Acting Chief of the United States Capitol Police
- In office January 8, 2021 – July 22, 2021
- Preceded by: Steven Sund
- Succeeded by: J. Thomas Manger

Personal details
- Born: c. 1980 (age c. 45)
- Education: Morgan State University (BS) Marist College (MPA)

= Yogananda Pittman =

American police officer

Yogananda D. Pittman (born c. 1980) is an American police officer who is the University of California, Berkeley chief of police. She was formerly the assistant chief and acting chief of the United States Capitol Police (USCP), serving in those posts during and after the January 6 United States Capitol attack.

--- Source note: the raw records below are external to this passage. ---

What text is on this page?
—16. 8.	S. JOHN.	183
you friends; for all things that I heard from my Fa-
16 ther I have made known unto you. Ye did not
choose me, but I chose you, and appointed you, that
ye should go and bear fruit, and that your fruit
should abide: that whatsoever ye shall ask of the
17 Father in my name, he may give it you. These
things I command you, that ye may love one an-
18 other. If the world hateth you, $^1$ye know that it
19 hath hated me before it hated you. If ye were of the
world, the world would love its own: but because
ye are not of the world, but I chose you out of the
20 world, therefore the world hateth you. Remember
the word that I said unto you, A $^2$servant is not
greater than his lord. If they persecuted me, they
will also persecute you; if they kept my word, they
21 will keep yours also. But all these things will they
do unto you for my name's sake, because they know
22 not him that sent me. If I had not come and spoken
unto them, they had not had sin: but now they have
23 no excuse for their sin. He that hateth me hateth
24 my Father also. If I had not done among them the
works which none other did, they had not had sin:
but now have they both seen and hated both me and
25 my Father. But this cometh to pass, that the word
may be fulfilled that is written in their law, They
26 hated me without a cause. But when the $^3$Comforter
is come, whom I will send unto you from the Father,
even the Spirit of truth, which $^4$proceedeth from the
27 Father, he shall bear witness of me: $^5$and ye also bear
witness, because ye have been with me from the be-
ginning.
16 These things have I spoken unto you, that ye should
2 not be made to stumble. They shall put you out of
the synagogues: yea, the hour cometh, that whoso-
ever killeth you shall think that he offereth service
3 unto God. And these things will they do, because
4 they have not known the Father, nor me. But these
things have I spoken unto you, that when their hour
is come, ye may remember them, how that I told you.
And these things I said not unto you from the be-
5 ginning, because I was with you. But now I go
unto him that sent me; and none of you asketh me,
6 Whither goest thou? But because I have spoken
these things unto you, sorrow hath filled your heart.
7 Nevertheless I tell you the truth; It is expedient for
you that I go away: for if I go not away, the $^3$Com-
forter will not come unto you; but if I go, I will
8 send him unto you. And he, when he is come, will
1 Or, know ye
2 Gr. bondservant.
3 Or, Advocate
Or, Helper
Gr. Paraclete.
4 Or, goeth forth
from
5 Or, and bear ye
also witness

She served as acting chief of the USCP from January 8 to July 23, 2021, following the resignation of Steven Sund. Her term as acting chief ended at the time of the appointment of J. Thomas Manger.

== Education ==
Pittman earned a Bachelor of Science degree in psychology from Morgan State University in 1999. She later earned a Master of Public Administration from Marist College and is studying towards a Doctor of Public Administration at West Chester University.

== Career ==
She joined the Capitol Police in 2001. In 2012, Pittman was among the first black female supervisors to be promoted to the rank of captain in the Capitol Police. At that time, she was responsible for over 400 officers and civilian staff. The next year, she was in charge of the security planning for the second inauguration of Barack Obama. During her tenure, Pittman was assigned to the United States Senate Division and served as assistant chief of police for protective and intelligence operations. In 2020, Pittman received the Women in Federal Law Enforcement's Outstanding Advocate for Women award.

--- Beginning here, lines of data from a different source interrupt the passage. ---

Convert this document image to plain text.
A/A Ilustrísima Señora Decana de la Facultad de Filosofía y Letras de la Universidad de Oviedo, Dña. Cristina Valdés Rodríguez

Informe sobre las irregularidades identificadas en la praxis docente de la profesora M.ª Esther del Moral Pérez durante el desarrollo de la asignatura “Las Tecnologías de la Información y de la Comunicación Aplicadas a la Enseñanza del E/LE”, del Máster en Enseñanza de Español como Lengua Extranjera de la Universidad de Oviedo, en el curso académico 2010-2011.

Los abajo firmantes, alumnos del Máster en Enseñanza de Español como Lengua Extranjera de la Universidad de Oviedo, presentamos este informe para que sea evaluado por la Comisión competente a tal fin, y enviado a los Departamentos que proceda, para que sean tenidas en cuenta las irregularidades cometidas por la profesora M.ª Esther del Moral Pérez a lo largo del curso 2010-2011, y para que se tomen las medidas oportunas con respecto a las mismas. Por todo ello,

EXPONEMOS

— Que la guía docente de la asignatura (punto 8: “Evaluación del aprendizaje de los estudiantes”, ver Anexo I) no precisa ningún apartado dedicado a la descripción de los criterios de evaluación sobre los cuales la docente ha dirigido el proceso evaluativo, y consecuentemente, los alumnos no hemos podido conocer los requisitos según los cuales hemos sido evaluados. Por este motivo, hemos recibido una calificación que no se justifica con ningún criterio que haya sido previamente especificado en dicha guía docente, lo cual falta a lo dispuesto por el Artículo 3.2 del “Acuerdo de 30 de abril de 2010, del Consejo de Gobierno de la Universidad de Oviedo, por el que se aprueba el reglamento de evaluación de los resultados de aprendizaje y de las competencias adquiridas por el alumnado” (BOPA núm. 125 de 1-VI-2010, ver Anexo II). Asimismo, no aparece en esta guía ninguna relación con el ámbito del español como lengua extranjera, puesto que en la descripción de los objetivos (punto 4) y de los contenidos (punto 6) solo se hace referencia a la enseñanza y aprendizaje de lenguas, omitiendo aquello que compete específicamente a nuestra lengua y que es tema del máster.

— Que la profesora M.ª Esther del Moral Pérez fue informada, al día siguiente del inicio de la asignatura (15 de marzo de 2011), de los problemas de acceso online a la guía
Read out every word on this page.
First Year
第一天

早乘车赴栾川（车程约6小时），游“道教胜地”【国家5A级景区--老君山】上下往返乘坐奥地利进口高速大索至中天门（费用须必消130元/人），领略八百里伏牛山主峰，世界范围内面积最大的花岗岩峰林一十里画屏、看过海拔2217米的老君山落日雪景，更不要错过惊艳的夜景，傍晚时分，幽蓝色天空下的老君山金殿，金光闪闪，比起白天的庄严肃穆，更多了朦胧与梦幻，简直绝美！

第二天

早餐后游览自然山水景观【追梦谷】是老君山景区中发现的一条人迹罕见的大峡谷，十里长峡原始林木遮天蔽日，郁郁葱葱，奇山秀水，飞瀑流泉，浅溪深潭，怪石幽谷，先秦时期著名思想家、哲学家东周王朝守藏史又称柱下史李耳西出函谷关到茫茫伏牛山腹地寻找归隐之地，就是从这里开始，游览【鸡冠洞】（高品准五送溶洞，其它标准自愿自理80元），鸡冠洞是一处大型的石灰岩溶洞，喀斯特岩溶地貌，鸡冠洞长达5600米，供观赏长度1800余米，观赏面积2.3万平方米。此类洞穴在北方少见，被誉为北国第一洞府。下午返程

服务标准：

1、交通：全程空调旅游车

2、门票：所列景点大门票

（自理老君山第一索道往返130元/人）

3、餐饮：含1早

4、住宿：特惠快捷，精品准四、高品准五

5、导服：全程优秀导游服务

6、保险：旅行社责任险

According to Steven Sund and Tarik Johnson, formerly of the U.S. Capitol Police, while Pittman was the interim Head of the U.S. Capitol Police, she had specific intelligence that there was a planned protest at the Capitol at least two weeks before the January 6, 2021 incident. According to findings in a bipartisan Senate investigation, a series of omissions and miscommunications kept that information from reaching front-line officers.

Following the resignation of Steven Sund in 2021, Pittman became acting chief of the Capitol Police. She was the first woman and first African American to lead the Capitol Police. On February 15, 2021, the U.S. Capitol Police Labor Committee, the union representing Capitol Police officers, voted 92% against Pittman in a vote of no confidence in her leadership.

On December 5, 2022, the University of California, Berkeley, announced that Pittman had assumed the role of chief of the Berkeley department of the UCPD, with her leadership beginning February 1, 2023.